Aamra ekhon-o boli ni kon kagoj porte hobe, kintu agami dine kintu setao bole debo. (Till now, we haven’t told which newspapers must be read, but in the future, we will do that as well.) West Bengal Chief Minister Mamata Banerjee, speaking on March 29 in defense of her government’s decision to bar all but 13 newspapers from more than 2,400 government-approved libraries across the state.
“Kunal Ghosh, associate editor of Sambad Protidin, a Bengali newspaper, Nadimul Haque, owner of the Urdu newspaper Akbar-e-Mashrique and Vivek Gupta, director of Sanmarg, a Hindi daily, have been nominated to theRajya Sabha, the Upper House of Parliament, on Trinamool Congress tickets.”– Indian Express, March 18
Ms. Banerjee seems to have adopted a divide-and-rule strategy when it comes to managing her public image, using hostility on one hand and appeasement on the other to counter a recent flood of bad press.
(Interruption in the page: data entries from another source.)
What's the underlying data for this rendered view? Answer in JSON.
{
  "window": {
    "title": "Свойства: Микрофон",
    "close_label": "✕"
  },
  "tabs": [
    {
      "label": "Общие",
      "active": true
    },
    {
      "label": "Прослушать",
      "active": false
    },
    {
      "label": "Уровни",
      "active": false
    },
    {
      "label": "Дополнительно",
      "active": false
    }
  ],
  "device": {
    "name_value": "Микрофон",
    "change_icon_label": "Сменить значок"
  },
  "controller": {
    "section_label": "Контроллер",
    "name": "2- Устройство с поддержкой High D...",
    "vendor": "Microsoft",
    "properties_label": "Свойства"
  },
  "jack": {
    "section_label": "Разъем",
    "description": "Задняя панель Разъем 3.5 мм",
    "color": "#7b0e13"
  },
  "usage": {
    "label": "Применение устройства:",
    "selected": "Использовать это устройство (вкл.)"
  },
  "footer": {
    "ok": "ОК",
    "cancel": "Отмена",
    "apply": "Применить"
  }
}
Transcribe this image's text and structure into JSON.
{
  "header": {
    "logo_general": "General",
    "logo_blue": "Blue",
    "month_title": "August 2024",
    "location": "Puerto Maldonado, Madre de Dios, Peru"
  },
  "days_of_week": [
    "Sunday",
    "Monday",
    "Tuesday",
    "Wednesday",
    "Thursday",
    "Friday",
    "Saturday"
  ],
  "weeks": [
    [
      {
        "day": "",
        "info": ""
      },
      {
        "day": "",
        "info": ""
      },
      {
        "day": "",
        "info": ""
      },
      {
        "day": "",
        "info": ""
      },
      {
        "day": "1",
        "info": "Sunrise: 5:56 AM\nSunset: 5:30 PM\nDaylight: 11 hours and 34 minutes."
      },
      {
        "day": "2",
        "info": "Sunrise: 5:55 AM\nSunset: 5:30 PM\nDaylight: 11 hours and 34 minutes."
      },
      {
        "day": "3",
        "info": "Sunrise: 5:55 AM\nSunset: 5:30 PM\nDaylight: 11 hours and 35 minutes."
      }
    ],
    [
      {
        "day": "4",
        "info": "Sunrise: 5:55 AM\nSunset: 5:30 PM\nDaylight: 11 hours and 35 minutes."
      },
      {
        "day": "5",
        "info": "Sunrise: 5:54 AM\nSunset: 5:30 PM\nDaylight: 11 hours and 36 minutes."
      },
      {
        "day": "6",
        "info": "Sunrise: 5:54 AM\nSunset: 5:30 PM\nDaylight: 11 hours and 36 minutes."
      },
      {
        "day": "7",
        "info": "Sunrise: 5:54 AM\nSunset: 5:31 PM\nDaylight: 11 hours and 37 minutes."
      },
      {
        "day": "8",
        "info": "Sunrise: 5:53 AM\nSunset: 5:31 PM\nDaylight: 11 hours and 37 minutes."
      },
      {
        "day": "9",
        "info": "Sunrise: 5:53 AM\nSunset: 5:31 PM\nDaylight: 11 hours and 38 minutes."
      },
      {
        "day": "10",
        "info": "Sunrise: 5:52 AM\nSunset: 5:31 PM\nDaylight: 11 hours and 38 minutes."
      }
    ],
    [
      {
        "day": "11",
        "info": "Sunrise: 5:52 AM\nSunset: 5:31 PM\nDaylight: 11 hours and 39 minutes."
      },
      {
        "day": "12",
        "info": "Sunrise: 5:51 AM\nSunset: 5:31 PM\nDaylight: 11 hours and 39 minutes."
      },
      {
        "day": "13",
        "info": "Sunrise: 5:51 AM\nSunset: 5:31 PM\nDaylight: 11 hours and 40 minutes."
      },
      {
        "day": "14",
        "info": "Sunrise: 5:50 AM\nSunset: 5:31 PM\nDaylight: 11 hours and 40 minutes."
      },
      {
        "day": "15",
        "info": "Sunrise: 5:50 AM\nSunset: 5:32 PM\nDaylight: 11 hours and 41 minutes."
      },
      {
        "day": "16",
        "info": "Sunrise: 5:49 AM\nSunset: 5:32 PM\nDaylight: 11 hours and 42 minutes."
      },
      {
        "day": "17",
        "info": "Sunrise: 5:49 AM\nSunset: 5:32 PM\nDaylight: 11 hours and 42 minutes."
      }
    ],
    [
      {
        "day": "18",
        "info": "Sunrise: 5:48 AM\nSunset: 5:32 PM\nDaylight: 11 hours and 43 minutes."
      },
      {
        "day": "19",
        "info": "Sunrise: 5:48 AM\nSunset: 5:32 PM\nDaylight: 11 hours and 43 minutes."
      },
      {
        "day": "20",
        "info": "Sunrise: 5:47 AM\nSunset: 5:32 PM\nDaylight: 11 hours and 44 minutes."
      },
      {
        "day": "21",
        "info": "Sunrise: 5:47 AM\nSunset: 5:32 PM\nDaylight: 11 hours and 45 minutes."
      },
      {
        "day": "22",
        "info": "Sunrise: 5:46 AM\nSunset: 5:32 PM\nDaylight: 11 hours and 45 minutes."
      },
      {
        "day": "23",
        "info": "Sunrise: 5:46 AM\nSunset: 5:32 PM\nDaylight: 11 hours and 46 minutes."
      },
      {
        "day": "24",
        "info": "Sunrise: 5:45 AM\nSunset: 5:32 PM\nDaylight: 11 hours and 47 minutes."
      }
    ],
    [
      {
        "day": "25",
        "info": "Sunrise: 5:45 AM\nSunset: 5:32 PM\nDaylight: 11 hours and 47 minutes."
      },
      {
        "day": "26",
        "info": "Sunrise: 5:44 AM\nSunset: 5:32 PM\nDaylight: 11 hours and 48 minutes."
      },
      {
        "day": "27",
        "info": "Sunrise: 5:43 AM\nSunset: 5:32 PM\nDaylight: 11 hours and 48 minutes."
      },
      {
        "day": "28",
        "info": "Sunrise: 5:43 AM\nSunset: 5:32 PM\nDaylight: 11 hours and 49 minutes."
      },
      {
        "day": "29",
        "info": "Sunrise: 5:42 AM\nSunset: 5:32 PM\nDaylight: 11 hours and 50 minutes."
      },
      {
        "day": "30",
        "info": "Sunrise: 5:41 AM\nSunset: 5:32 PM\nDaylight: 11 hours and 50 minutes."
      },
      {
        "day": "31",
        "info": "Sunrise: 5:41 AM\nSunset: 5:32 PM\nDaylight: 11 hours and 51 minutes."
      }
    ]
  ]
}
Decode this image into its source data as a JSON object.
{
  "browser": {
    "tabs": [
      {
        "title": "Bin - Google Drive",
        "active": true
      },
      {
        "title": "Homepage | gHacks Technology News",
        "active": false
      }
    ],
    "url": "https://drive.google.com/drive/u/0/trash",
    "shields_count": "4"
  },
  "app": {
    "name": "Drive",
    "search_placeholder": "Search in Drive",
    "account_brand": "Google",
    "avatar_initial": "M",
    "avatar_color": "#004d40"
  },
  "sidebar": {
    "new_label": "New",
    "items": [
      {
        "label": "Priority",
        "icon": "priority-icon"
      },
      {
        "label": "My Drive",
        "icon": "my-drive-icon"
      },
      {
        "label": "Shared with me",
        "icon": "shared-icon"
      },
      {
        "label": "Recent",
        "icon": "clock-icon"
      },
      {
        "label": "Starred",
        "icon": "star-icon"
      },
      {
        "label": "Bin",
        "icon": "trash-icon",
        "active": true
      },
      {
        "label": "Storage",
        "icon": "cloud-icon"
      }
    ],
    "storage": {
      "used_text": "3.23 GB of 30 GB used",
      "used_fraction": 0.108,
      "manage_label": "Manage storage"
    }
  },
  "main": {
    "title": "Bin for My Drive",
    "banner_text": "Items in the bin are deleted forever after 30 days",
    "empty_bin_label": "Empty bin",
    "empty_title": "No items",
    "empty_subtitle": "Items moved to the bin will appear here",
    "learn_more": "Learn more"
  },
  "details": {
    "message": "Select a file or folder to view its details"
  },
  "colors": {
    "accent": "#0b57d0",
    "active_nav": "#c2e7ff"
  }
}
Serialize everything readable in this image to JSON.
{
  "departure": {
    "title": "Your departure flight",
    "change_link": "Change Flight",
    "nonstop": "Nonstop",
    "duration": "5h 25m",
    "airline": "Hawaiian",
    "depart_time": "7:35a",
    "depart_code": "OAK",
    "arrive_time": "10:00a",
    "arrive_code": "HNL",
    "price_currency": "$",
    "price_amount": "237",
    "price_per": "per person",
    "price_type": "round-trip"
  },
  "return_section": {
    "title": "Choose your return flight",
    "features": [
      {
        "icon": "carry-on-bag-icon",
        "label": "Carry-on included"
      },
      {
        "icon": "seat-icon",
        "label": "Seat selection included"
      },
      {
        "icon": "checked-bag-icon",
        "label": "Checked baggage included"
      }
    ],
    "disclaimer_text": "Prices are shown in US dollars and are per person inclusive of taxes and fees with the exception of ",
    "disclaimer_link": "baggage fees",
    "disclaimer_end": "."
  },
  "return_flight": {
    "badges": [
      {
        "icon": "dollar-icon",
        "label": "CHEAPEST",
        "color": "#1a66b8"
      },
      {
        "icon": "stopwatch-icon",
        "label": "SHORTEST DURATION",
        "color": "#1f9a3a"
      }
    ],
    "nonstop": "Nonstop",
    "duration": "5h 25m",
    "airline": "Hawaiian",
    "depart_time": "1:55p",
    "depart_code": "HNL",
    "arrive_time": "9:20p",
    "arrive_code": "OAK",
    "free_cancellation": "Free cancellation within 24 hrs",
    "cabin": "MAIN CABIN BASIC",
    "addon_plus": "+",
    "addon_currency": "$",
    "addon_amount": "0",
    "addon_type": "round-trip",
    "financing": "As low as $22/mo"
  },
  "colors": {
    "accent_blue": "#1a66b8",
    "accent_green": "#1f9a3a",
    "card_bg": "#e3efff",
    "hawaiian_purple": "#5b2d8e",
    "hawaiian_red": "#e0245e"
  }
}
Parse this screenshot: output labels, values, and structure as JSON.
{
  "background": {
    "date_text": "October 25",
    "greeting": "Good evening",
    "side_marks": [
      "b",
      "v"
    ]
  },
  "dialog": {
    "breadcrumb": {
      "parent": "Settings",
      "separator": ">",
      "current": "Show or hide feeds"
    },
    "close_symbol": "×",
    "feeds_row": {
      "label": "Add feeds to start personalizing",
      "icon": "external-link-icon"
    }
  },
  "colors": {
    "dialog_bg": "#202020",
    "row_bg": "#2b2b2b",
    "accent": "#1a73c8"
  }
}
The combination of banning some of the state’s most widely-read newspapers from libraries, while naming journalists from favored papers to cushy political spots seems designed to improve her public image.
On Thursday, in perhaps her most iron-fisted attempt to date to take control of her public image, she even had a Jadavpur University professor of chemistry, Ambikesh Mahapatra, and his neighbor, Subrata Sengupta, arrested for making and circulating a mild-mannered cartoon of the spat between Ms. Banerjee and the former railway minister, Dinesh Trivedi.
Ms. Banerjee’s public relations strategy has turned the urban, intellectual, well-educated voters who once supported her against her. And the minister’s problems may go far beyond the reaches of a public relations exercise, according to interviews with analysts, commentators, bureaucrats and legislators within her own Trinamool Congress Party.
They paint a picture of a chief minister for whom the very qualities that won her the hard-fought state election, including a single-minded sense of purpose and indomitable fighting spirit, are becoming liabilities as she tries to govern. If the chief minister continues on this path, they say, her party could crumble, making it easier for the Communist Party of India, Marxist — which held West Bengal for decades — to make a return.